Mit dem Hochwasserschutz als Ziel hat das Regierungspräsidium (RP) Darmstadt dem Wasserverband Gersprenzgebiet den Bau einer Hochwasserschutzwand in der Gemeinde Münster (Hessen) an der Gersprenz plangenehmigt. Außerdem umfasst der Bescheid den naturschutzrechtlichen Eingriff. Diesen hat Regierungspräsident Prof. Dr. Jan Hilligardt am gestrigen Vormittag im südhessischen Münster in Anwesenheit des Bürgermeisters Joachim Schledt an den Geschäftsführer des Wasserverbands, Matthias Sottong, überreicht.
Zum Schutz vor Hochwasser wird entlang der Gersprenz in Münster eine rund 630 Meter lange Schutzmauer errichtet. Sie verläuft südlich und nördlich der Bahnlinie bis zu den Brücken „Bahnhofsstraße“ und „Frankfurter Straße“ und ist so ausgelegt, dass sie bei einem sogenannten HQ100-Ereignis – einem statistisch alle 100 Jahre auftretenden Hochwasser – die angrenzenden Wohngebiete wirksam vor Überflutungen schützt.
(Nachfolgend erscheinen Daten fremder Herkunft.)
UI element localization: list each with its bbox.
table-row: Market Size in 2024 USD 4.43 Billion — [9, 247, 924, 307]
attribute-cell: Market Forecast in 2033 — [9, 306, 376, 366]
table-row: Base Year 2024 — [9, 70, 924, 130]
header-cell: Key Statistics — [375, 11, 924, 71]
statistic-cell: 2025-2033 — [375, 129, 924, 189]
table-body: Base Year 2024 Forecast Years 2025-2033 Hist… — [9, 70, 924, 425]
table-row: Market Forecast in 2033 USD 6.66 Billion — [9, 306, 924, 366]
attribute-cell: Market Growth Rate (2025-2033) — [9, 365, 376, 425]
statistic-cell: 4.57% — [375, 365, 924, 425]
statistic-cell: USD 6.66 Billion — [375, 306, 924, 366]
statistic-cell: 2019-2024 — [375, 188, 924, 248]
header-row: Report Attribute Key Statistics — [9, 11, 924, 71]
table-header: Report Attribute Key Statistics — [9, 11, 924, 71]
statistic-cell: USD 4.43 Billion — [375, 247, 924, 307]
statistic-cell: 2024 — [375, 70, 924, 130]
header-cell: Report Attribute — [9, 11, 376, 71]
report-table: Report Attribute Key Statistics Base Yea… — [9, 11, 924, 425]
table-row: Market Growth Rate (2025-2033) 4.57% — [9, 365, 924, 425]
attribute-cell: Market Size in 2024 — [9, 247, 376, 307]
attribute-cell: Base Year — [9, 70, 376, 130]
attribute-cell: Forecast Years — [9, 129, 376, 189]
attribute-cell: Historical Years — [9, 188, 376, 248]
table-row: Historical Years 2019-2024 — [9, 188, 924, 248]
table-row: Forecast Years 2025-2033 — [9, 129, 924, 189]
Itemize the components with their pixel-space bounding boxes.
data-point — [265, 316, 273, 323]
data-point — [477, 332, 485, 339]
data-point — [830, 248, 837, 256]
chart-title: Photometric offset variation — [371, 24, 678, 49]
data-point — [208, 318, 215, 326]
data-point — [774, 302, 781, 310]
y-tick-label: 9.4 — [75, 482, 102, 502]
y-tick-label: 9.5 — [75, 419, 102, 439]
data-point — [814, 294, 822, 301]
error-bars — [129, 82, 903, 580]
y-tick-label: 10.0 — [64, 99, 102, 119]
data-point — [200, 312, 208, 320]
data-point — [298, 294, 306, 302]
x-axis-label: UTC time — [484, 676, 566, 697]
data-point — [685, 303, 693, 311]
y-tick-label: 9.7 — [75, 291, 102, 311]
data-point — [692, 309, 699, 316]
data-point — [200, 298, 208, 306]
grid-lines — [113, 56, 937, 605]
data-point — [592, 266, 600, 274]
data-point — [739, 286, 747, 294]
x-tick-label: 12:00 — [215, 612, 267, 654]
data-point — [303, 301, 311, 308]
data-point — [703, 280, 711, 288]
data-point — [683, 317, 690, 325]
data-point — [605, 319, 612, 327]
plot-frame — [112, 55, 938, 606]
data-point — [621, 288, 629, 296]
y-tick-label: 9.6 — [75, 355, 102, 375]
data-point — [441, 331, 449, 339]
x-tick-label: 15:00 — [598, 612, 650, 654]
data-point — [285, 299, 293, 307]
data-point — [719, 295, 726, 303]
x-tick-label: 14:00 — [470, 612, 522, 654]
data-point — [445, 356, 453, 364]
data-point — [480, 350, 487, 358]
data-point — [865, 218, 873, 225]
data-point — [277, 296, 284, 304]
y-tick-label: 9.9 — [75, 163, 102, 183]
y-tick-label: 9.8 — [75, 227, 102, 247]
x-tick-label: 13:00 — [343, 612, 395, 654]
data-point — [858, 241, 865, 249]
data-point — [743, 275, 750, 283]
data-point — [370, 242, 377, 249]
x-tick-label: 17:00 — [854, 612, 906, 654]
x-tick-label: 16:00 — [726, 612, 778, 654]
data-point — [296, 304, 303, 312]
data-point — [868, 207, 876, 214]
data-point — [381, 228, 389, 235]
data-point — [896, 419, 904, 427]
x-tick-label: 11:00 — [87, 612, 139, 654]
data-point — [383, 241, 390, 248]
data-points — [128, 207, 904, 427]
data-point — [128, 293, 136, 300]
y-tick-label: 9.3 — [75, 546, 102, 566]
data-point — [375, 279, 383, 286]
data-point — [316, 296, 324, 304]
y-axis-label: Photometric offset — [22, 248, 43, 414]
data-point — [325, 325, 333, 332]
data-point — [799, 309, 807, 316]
Umsetzung stellte sich als anspruchsvoll dar
Die Planung der Maßnahme geht auf frühere Untersuchungen zurück, die gezeigt haben, dass insbesondere ein Wohngebiet entlang der Gersprenz im Überschwemmungsgebiet liegt und bislang nicht ausreichend geschützt ist. Die Umsetzung stellte sich als anspruchsvoll dar, da die Platzverhältnisse beengt sind, die Bebauung sehr nah am Gewässer liegt und gleichzeitig Anforderungen des Naturschutzes berücksichtigt werden mussten. Dennoch wurde eine tragfähige Lösung entwickelt, bei der sowohl technische als auch ökologische Aspekte einbezogen wurden. Auswirkungen auf den weiteren Verlauf der Gersprenz werden als gering eingeschätzt.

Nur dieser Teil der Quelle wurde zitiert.